7.3.12

Caballos ciegos / La poesía de Yuyutsu R.D. Sharma





Sherma es un poeta de origen nepalí, que escribe en inglés poemas universales. Turba la limpieza de su poética, su voluntad de escribir atado al paisaje, a la cultura que ha recibido, pero sin prescindir de cierta sensibilidad occidental, influenciada por todas las lenguas y por todos los -ismos. Leído el libro me arranqué a escribir estos poemas. Salieron como se leen. Como si ya estuviesen dentro y yo únicamente los hubiese liberado. Hacía tiempo que no escribía poesía. Esto es lo que Sharma ha provocado en este poeta vaguísimo.





Los días de la pureza
En los ojos del caballo está la tormenta que sacudió el cielo de las primeras montañas.
En el vientre del fuego está el asombro del primer quemado.
En el sueño de una virgen están los nombres de todos sus hijos.
En el semen de un dios están la fiebre y el vértigo de todas las criaturas.
En un bazar secreto de un pueblo inaccesible, en una de las laderas de la cima más alta del cosmos, está el nombre exacto de Dios, pero es un pueblo de ciegos y la palabra dios está prohibida.
En la panza de una ballena está la mećanica celeste y el llanto de los bufones.
En la palma de la mano del hombre más pobre del mundo está el oro de las palabras y el oro de los besos.
En el aleteo de las mariposas de los bancales está el mapa del tiempo y el hondo dibujo de la luz pura.
En la memoria del poeta está la lluvia que azotó los patios de la antigüedad.


Los días de la mugre
Está el viento barriendo las palabras obscenas que ocupan las calles del primer mundo.
En las afueras, en donde la respiración poderosa de la tierra aviva el aire y lo encabrita de júbilo, allá en donde el poeta es el emperador de las constelaciones, el hambre no existe, pero los agoreros escriben su mantra y las fuerzas del orden asaltan las tertulias y queman las actas de la alegría recién izada.
Días viciados, días de galernas del alma amancebada y promiscua, ah tú gran poeta de las alturas blancas, tú sabes que en la noche las criaturas vuelven a su estado primordial y sueñan con el polvo de las estrellas y con los labios que se sacian en lo más húmedo del sexo, ah tú hermano humilde que paseas Amsterdam y ves putas que son princesas con cuatro gotas de carmín metafísico en la punta iridescente del alma.

Los días cósmicos
Algo flota en el aire que no es en esencia lo que respiramos y lo que se ahonda y nos perfora y, cercándonos, nos alimenta y eleva.

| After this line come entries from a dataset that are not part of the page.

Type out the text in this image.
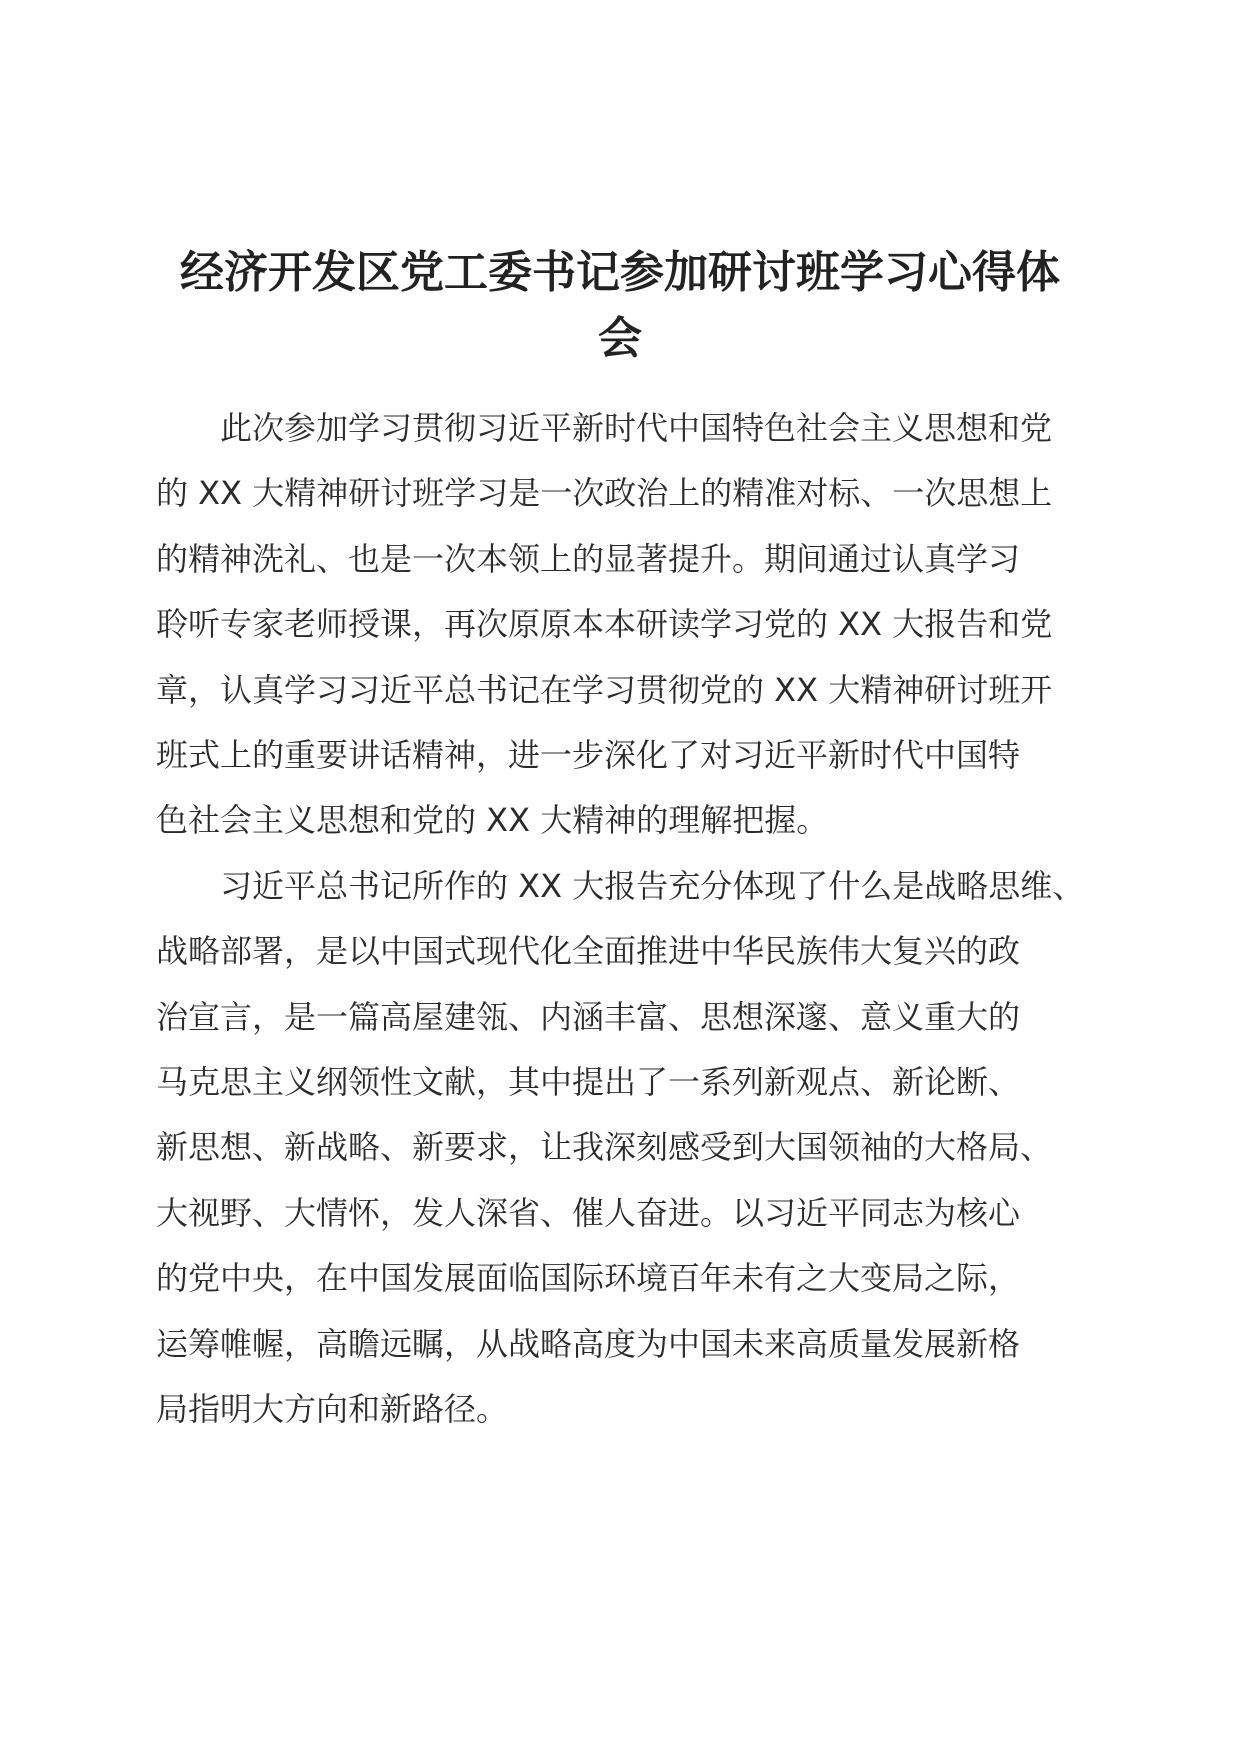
经济开发区党工委书记参加研讨班学习心得体
会

此次参加学习贯彻习近平新时代中国特色社会主义思想和党
的 XX 大精神研讨班学习是一次政治上的精准对标、一次思想上
的精神洗礼、也是一次本领上的显著提升。期间通过认真学习
聆听专家老师授课，再次原原本本研读学习党的 XX 大报告和党
章，认真学习习近平总书记在学习贯彻党的 XX 大精神研讨班开
班式上的重要讲话精神，进一步深化了对习近平新时代中国特
色社会主义思想和党的 XX 大精神的理解把握。

习近平总书记所作的 XX 大报告充分体现了什么是战略思维、
战略部署，是以中国式现代化全面推进中华民族伟大复兴的政
治宣言，是一篇高屋建瓴、内涵丰富、思想深邃、意义重大的
马克思主义纲领性文献，其中提出了一系列新观点、新论断、
新思想、新战略、新要求，让我深刻感受到大国领袖的大格局、
大视野、大情怀，发人深省、催人奋进。以习近平同志为核心
的党中央，在中国发展面临国际环境百年未有之大变局之际，
运筹帷幄，高瞻远瞩，从战略高度为中国未来高质量发展新格
局指明大方向和新路径。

Algo en absoluto aprehensible, de lo que nada sabemos y de lo que casi nada se confía en que podamos saber porque el aire, en el aire al que los perros ladran, no hay piedad ni hay consuelo. Solo hay un centinela voraz. Un vigía milenario. Un dios rudimentario y caprichoso. Un hijo de la gran puta con una saco de metáforas y un libro de encantamientos y de prodigios. Pero los pobres oyen los ladridos en mitad de la noche y el azar conversa con la razón y le pisa el cuello hasta que sangra. El cielo ha ardido. Los milagros suceden siempre en el corazón. Un extravío de caballos bajo la tormenta sacude el cielo de las primeras palabras.




posdata:
Gracias, Manolo. Nos estamos convirtiendo en sherpas.


13 comentarios:

Anónimo dijo...

Precioso Emilio, gracias a tí también.
Segu

Adriana Hernández dijo...

Precioso, coincido con Segu.
Me atraen los caballos como útil poético. Es más, estoy obsesionada con ese animal y con todo lo que significa, aunque no haya visto de cerca, lo suficientemente cerca, ninguno en mi vida.
No conocía a este poeta, del que ya he leído algo en la Red por tu escrito, magníficos los poemas. Ahora mismo voy a coger y poner en Favoritos este Espejo de los sueños. Gr-acias.

Manolo Delgado dijo...

Tremendo. Realmente impactante, Emilio. Me queda tan lejos y tan desconocida esta poesía, pero me ha sorprendido tanto...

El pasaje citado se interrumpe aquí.